Let T = {<M> | M is a TM that accepts $w^R$ whenever it accepts w}. Show that T is undecidable

Question

Let T = {<M> | M is a TM that accepts w ^r whenever it accepts w}.
Show that T is undecidable.

I have two answers to this question - San Diego :

5.9
Let T = { <M> | M is a TM that accepts w ^r whenever it accepts w }.

Assume T is decidable and let decider R decide T. Reduce from A _TM by constructing a TM S as follows:

• S: on input <M,w>
  1. create a TM Q as follows:
     On input x:
     1. if x does not have the form 01 or 10 reject.
     2. if x has the form 01, then accept.
     3. else (x has the form 10), Run M on w and accept if M accepts w.
  2. Run R on
  3. Accept if R accepts, reject if R rejects.

Because S decides A _TM , which is known to be undecidable, we then know that T is not decidable

Undisclosed source:

• 5.12 We show that A _TM ≤ _m S by mapping ‹ M , w › to ‹ M' › where M' is the following TM:

  • M' = “On input x :
    1. If x = 01 then accept .
    2. If x ≠ 10 then reject .
    3. If x = 10 simulate M on w .
       If M accepts w then accept ; if M halts and rejects then reject .”

  If ‹ M , w › ∈ A _TM then M accepts w and L ( M' ) = {01,10}, so ‹ M' › ∈ S .
  Conversely, if ‹ M , w › ∉ A _TM then L ( M' ) = {01}, so ‹ M' › ∉ S . Therefore,
  ‹ M , w › ∈ A _TM ⇔ ‹ M' › ∈ S .

But I do not understand the following:

1- what is the relation between x and w?

2- why we consider the 2 cases ‹ M , w › ∈ A _TM and ‹ M , w › ∉ A _TM ?

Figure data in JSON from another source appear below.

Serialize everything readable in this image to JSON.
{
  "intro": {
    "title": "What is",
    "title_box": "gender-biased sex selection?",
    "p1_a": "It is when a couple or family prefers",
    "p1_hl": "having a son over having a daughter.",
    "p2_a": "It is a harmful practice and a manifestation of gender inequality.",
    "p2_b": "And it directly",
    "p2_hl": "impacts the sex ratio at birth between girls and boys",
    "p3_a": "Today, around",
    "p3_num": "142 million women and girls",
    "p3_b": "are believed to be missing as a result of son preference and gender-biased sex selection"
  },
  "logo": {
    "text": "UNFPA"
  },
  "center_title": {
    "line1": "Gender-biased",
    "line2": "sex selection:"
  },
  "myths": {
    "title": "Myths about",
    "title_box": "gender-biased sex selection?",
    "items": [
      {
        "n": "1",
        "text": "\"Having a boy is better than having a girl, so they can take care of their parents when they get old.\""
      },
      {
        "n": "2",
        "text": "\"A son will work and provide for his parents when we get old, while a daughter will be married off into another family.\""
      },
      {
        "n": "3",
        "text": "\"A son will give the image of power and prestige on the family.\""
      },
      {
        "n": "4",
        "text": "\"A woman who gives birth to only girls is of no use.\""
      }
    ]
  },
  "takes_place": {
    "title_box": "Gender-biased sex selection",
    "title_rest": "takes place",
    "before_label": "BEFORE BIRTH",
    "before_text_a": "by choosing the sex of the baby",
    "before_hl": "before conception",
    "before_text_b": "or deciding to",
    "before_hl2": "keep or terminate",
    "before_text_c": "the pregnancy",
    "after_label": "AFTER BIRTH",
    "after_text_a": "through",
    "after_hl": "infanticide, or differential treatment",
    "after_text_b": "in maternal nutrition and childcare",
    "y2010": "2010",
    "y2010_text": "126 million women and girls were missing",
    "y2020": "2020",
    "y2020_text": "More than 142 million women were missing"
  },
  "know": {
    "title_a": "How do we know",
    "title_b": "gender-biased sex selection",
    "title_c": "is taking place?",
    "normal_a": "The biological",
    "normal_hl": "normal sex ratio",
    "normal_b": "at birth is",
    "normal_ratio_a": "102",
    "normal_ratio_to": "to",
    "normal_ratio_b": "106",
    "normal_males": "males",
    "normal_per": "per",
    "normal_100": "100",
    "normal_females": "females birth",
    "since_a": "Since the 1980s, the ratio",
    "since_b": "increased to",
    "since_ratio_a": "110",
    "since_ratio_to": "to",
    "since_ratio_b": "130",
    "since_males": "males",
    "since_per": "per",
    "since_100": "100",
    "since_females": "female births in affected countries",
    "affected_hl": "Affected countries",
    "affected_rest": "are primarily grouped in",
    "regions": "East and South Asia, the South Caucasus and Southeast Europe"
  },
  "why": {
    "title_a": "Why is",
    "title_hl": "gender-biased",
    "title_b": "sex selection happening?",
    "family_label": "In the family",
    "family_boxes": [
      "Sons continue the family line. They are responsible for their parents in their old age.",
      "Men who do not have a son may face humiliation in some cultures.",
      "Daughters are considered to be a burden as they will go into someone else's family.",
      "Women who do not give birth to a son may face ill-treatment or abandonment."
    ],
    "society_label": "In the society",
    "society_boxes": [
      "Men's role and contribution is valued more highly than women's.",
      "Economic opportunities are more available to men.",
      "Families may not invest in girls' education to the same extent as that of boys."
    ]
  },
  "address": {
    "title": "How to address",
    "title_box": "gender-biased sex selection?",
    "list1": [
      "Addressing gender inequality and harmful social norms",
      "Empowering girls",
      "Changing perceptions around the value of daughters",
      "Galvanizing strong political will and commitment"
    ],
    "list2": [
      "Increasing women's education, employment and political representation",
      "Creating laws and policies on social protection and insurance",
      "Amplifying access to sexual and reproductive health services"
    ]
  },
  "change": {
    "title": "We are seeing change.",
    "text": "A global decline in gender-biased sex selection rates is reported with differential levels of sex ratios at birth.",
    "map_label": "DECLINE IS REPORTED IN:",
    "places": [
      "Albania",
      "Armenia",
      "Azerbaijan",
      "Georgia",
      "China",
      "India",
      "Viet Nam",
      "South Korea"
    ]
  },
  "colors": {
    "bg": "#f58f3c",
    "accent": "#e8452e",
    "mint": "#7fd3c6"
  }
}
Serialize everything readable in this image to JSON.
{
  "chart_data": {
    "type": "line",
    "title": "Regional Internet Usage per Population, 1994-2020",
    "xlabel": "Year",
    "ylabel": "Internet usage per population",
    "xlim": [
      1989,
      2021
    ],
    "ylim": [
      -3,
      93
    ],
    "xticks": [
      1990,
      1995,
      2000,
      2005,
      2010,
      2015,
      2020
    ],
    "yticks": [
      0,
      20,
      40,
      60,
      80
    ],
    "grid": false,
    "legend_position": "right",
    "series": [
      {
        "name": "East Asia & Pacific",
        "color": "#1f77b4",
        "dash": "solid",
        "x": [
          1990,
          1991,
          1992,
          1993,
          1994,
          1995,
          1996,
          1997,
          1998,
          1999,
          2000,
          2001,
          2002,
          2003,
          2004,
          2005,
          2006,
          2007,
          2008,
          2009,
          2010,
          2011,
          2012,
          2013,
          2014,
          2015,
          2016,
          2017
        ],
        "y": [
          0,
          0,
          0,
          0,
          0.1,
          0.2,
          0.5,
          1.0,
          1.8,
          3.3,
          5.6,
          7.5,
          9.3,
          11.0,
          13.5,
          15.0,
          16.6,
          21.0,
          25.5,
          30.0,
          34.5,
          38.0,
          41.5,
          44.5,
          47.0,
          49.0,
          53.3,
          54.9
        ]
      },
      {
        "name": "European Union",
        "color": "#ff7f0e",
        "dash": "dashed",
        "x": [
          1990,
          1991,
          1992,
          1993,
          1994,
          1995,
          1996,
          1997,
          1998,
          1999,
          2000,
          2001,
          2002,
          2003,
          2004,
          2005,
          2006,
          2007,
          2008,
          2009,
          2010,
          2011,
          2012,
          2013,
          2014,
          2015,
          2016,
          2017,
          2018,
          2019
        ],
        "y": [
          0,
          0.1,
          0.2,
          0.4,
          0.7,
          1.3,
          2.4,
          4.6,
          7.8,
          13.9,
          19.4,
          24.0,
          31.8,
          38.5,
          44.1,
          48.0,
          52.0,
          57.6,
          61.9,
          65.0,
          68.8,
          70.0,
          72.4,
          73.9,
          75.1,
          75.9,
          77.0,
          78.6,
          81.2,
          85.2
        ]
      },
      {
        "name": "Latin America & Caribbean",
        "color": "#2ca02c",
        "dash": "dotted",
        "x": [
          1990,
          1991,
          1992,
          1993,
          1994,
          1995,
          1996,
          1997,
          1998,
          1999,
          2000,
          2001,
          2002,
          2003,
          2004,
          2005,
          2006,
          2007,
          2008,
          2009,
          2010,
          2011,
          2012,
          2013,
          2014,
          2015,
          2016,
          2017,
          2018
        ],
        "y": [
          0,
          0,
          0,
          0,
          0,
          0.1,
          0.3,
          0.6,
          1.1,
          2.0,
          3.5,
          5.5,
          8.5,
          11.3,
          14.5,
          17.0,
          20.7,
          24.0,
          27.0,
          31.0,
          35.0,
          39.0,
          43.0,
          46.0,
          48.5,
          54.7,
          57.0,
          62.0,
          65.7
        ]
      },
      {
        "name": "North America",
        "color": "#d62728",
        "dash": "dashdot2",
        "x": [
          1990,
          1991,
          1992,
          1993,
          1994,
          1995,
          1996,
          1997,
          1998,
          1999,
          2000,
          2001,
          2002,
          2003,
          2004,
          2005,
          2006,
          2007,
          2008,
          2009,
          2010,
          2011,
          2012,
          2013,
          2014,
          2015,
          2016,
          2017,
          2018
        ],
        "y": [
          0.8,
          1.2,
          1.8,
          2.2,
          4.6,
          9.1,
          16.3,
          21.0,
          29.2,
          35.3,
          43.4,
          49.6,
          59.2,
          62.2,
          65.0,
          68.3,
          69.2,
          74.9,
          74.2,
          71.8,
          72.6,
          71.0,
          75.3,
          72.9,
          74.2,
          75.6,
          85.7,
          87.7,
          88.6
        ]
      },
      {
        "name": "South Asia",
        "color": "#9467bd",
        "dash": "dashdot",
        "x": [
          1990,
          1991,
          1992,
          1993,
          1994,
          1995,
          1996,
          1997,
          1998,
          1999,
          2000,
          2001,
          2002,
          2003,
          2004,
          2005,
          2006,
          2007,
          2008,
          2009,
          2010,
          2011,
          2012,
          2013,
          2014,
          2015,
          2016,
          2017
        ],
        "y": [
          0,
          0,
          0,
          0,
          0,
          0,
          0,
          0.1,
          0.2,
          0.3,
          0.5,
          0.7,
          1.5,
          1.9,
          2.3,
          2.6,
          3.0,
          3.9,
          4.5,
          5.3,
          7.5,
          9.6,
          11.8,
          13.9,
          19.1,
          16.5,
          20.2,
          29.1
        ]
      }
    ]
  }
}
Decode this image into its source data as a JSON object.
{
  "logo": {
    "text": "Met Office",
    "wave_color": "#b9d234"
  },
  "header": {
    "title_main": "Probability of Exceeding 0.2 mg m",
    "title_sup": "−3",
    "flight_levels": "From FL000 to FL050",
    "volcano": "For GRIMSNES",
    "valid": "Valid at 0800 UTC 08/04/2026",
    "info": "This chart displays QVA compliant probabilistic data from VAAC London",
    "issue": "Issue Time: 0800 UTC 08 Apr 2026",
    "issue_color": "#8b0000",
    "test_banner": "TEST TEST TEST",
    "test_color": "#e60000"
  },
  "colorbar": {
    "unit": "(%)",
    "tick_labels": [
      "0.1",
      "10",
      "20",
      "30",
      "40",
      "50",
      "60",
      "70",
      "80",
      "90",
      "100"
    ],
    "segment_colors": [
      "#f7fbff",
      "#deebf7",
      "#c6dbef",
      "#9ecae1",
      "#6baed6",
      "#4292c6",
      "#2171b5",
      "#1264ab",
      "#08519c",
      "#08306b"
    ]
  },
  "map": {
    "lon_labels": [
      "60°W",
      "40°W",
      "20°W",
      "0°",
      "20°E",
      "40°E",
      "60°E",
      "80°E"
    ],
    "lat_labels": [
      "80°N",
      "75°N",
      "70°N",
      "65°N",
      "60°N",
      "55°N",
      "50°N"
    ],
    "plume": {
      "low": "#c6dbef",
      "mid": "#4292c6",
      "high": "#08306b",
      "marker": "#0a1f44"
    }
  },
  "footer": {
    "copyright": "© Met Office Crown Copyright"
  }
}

3- why if A is mapping reducible to S this makes S undecidable?

could anyone clarify these points for me?

Answer 1

I think it is not suitable for asking in SO because it is not a educational website, but I answered it.

1- what is the relation between x and w?

Answer 1: x is a symbol that used for using a symbol for operate. This symbol should not be in alphabet of language, just it. It hasn't any relation to w.

2- why we consider the 2 cases ‹M, w› ∈ ATM and ‹M, w› ∉ ATM?

Answer 2: For proofing a language like L is decidable or not, we need to determine a string like w is member of language or not. So we have to consider two type of string w∉L and w∈L.

3- why if A is mapping reducible to S this makes S undecidable?

Answer 3: It means the process of checking a string is in language in A and S is similar and if we can't find a algorithm for checking this for A, we can't find any algorithm for S.